San Francisco is banning single use plastic water bottles on its city property. During the next four years, the ban will phase out the sale and distribution of plastic water bottles holding 21 ounces or less within the city.
The latest data we can find is that 50 billion single serve bottles of water were used by Americans in 2007 – with a recycling rate of only 23% therefore over 38 billion bottles end up in landfill. According to the US Environmental Protection Agency, in 2010, the U.S alone also generated 31 million tons of plastic waste.
San Francisco wasn’t the first to ban the product – the town of Concord in Massachusetts, USA did away with the sale of single serving water bottles smaller than 1 litre in 2013.
But what does that mean for the rest of us?
If more towns, cities, states in the US and even other countries follow suit, companies who produce plastic water bottles may think twice about manufacturing that product which will then reduce the stock being fed back into the plastics industry as recyclate.
But how does that affect LINPAC?
Today it doesn’t. LINPAC sources the majority of its recycled materials from Europe where there is an active and robust recycling policy in place feeding the material recycling industry. This means, as much PET as possible, especially single use drinks bottles, is recycled into other industry applications.

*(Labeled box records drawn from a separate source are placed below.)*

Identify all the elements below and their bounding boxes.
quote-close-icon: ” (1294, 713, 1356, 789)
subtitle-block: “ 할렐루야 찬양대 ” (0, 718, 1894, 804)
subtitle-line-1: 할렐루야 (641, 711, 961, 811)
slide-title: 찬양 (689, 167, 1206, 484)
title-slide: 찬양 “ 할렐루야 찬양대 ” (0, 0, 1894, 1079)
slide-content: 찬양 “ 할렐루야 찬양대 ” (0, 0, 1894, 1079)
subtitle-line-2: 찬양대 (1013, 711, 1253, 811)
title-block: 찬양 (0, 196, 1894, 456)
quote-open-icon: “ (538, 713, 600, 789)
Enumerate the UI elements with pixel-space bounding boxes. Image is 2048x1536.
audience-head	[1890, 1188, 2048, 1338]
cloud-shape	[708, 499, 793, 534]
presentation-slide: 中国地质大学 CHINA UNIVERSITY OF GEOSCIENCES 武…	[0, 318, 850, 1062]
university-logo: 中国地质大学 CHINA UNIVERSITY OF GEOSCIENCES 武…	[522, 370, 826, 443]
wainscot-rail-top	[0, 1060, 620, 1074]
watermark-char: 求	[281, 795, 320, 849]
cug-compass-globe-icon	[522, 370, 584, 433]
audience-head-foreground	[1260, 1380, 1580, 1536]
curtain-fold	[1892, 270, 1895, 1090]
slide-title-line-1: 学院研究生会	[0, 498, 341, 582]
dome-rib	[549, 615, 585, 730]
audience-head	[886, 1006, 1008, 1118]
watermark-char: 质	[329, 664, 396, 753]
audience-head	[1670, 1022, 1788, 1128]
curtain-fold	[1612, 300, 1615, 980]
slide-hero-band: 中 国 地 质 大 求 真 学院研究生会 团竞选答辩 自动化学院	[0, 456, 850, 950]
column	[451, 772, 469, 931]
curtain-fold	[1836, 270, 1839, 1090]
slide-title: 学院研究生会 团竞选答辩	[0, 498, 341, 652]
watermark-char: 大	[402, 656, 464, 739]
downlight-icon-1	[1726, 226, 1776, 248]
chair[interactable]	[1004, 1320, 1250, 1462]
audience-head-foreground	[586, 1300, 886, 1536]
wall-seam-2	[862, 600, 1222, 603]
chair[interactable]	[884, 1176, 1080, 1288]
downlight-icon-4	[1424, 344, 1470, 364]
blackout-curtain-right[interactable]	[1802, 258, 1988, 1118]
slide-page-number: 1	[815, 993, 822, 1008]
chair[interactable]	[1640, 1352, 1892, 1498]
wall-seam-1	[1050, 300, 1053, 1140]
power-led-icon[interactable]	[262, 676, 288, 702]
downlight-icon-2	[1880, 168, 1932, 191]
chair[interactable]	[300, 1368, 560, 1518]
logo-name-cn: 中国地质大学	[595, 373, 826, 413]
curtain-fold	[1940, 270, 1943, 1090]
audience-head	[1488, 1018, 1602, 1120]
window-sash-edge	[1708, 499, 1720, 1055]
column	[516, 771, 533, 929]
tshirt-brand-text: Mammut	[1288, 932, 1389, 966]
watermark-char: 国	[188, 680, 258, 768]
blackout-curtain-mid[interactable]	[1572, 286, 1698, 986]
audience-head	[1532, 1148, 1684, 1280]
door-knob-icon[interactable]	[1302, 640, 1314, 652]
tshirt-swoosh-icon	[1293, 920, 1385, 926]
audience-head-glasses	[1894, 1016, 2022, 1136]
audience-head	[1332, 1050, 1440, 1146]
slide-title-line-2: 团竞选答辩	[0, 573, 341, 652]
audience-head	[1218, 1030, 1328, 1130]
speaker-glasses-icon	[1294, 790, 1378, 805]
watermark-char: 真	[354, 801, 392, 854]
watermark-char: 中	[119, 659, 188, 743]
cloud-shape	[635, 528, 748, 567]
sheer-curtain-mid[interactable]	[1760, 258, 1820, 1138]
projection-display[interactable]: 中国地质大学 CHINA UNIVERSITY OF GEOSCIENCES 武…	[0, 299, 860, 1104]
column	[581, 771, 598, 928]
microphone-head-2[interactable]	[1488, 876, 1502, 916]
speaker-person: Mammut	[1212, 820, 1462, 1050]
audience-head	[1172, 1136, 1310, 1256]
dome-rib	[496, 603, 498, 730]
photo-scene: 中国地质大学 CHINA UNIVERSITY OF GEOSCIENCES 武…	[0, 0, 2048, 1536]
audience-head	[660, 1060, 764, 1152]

LINPAC uses recycled materials sourced from products such as single use plastic bottles, which are then in house supercleaned and guaranteed food safe to EU standards and are then turned into LINPAC packaging products. Now those water bottles, which are being banned in America, are among the materials that are recycled and reused across LINPAC.
What we do know is that a large percentage of households still do not recycle enough and throw everything that they consider ‘rubbish’ into their ordinary bin.
American critics argued the ban in San Francisco was misguided and rather ban the plastic bottles; people should be re-educated about recycling.